Oct 132012
 

We are in the middle of a 5 day patch of windy weather here in the Keys.  A front of some kind moved in and the winds have kicked up to 20 to 25 knots and gusty.  Seas have also increased to 5 to 8 feet out beyond the reef line.  For those living on land, all this is meaningless.  A few things might blow around in the back yard but other than that it’s just a windy weekend.  For those of us living on the water, it’s a bit different.

If your living quarters are floating or even if you make your living on the water, you are always keeping an eye on the weather.  When the winds and seas kick up like they are doing this weekend, then you have to take some extra precautions.  Most likely, especially with a boat the size of the Fritter, staying safe in port is the best option.  Trying to go out in these kinds of heavy seas and winds is not just dangerous, it’s stupid too.  I’ve seen more than a few vessels head out in weather like this, charters, fisherman, etc. simply because they don’t want to lose out on the money they would make.  If they are taking out passengers they may well get paid, but there will be many an unhappy customer hanging over the side or just trying to hang on.  But, money is money.   It does keep the Coast Guard busy though.

The Coast Guard and the National Weather service do rank windy conditions similar to the way hurricanes are ranked.  You have the mild “Small craft should exercise caution”, which means if you are in a smaller boat, or don’t have a lot of sailing experience, then stay close to shore or on land.  The next is a, “Small Craft Advisory”.  This means most small vessels need to stay in port or someplace safe.  Unless you have a larger vessel capable of handling the rough conditions and a lot of sailing experience, then you have no need to be out there.  That is the current warning we have in place for the winds that are blowing this weekend.  Then there is the, “Small Craft Warning”.  Usually in association with a tropical storm or really severe weather.  This means that unless you have U.S.N. on the side of your vessel, your ass better be high and dry on land.  Then of course there is the worst warning of all, the classic, “Here, hold my beer and watch this!” warning.  This is when some idiot thinks they are capable of defeating nature, the ocean, and Darwin.  Most of the time they will lose out to all three…and deservedly so.

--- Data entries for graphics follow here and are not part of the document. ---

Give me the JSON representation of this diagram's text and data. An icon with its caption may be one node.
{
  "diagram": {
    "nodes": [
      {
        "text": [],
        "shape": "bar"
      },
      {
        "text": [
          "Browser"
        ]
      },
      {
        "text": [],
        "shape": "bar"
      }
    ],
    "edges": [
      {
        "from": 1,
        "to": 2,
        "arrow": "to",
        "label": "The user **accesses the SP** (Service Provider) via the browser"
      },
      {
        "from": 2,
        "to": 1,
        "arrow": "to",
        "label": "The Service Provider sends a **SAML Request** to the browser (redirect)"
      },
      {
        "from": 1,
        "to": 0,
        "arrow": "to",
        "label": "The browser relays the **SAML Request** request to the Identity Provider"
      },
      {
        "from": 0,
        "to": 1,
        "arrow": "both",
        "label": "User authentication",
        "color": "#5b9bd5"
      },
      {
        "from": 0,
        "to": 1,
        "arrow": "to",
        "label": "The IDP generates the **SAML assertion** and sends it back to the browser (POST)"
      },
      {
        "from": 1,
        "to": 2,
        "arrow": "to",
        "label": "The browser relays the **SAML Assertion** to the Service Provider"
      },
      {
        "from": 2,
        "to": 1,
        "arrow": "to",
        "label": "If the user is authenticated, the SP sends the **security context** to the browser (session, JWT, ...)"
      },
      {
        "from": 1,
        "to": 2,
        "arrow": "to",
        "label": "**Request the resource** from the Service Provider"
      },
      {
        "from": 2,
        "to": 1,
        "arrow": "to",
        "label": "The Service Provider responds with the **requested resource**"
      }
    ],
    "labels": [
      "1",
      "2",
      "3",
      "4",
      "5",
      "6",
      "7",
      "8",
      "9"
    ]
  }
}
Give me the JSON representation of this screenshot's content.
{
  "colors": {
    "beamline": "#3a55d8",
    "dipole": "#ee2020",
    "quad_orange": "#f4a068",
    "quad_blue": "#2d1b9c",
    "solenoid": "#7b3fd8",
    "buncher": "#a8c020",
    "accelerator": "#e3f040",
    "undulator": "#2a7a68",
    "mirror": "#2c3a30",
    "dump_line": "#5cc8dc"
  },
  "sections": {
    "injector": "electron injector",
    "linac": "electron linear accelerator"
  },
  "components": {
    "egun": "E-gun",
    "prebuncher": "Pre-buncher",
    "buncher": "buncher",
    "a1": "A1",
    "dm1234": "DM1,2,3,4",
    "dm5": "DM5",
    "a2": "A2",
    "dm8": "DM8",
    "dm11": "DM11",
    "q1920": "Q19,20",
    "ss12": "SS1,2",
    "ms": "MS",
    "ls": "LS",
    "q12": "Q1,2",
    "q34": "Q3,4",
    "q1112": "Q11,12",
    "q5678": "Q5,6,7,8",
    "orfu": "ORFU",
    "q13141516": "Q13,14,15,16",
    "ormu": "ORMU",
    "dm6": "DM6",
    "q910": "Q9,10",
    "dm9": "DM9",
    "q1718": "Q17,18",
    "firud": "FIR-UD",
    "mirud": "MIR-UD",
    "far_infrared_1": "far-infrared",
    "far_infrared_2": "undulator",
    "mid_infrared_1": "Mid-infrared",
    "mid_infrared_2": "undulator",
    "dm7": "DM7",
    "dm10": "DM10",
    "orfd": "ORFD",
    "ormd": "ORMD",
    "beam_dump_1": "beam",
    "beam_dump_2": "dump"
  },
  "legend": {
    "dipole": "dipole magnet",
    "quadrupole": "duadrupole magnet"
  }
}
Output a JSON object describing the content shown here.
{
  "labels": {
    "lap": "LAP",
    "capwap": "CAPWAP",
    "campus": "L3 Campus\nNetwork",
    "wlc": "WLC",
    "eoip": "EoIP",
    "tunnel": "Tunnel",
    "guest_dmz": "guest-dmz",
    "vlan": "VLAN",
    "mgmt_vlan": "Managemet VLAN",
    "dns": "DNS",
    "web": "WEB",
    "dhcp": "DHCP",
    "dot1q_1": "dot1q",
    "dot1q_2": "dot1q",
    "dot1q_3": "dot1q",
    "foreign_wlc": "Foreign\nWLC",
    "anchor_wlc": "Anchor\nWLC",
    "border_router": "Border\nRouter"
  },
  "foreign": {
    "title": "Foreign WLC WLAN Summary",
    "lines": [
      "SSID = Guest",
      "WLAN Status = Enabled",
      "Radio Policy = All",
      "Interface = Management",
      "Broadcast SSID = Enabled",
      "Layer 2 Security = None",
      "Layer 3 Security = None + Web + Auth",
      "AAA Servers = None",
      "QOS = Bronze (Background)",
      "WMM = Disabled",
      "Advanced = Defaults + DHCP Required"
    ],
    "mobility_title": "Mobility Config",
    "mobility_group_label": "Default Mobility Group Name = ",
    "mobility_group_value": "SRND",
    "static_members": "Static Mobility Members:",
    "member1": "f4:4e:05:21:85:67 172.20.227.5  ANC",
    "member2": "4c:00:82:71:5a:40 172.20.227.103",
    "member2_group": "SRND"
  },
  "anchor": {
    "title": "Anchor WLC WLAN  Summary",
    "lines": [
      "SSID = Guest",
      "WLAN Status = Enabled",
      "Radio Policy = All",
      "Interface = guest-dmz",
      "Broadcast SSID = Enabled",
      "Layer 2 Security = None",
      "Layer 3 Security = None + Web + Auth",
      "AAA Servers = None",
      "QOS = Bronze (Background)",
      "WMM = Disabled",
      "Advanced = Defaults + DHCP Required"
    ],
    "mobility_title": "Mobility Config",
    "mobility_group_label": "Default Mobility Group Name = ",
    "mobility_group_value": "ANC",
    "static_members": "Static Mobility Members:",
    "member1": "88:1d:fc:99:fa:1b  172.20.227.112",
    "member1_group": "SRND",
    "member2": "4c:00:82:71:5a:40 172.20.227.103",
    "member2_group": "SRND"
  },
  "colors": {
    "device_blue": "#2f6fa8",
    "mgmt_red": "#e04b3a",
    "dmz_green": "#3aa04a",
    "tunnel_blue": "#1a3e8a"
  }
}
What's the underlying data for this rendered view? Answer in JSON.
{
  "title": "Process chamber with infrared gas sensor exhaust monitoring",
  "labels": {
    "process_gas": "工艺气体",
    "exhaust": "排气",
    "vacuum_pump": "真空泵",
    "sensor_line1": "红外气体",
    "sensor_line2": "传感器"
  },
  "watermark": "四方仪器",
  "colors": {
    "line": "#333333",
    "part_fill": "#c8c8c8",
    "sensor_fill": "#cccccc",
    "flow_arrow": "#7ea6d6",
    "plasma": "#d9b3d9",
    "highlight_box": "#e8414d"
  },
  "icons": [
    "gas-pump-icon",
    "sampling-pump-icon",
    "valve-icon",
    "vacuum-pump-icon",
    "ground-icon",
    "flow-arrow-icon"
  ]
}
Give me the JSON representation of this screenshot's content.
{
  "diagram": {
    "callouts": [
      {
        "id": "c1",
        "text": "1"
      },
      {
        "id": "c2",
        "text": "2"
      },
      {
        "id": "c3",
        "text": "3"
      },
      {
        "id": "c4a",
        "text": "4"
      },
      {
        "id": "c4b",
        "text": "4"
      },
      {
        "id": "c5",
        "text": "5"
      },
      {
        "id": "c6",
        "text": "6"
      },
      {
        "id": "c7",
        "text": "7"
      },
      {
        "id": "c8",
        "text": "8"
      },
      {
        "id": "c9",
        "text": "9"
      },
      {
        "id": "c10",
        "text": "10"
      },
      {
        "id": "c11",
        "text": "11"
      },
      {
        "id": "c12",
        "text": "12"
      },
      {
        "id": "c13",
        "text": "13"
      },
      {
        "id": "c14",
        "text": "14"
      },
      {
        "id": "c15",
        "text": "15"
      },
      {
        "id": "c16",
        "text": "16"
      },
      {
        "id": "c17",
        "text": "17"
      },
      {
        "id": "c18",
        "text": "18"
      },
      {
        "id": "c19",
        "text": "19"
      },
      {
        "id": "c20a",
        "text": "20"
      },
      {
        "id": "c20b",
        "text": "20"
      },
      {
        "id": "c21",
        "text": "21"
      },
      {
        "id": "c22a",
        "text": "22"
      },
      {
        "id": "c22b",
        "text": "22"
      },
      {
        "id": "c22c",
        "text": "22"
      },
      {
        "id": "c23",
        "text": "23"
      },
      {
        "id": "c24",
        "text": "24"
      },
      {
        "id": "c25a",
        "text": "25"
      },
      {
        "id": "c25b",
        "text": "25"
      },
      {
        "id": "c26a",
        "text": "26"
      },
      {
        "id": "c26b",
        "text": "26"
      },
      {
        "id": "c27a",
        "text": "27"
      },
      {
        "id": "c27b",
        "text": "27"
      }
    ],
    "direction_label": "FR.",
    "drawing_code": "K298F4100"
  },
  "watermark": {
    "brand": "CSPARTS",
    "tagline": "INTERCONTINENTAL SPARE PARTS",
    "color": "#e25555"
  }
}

For those smart enough to stay in port, weather like this still has an effect, depending on where you are docked and from where the wind is coming from.  You need to check and reset all your dock lines, tie down anything that may flap a bit too much or blow overboard…like my bicycle, and generally be ready to replace or retie something if it comes loose.  A lot of times weather systems like this one are accompanied by higher than usual tides, as is also happening right now.  That also means you might have to adjust some lines and keep an eye on things.

But, you will be happy to know the Fritter is handling this current weather just fine.  In fact, it’s kind of pleasant out.  The winds have knocked the heat down a bit and I am able to open up the hatches and let some breeze through, while shutting off the ac.  The winds are also blowing out of the northeast.  Since I have a new neighbor with a really high houseboat sitting on my east side, all the main wind is blocked by her boat.  So while I am rocking a little bit, the main force of the wind is not having any ill effects.

This will be the typical weather pattern from now until the spring.  Winter in the Keys means a steady stream of cold fronts coming in with very brief periods of thunderstorms followed by a few days of windy weather and mild temperatures.  Maybe once or twice we might get a real cold front that will drop the temps into the 40’s but they are extremely rare.  For most of the winter it will be clear skies, lots of sunshine, and comfortable temperatures.

Enjoy your winter storm warnings.

Capt. Fritter

  2 Responses to “Living Aboard, Windy Weather…”

  1. I recently stumbled across a website called The Boat Galley which opened my eyes to a whole new part of your world. As an RVer I am used to having to stow things for moving but we never cooked while moving!

    We do consider winds when deciding whether or not to travel and, sometimes, which direction to face our RV when parking. Here’s a good site for considering that which is also fun to just see: http://hint.fm/wind/index.html

  2. Thanks for the links, Linda, I’ve added them to the resources page.
    They are saying now that wind power is becoming the cleanest and cheapest source of energy on the planet. Even more than solar.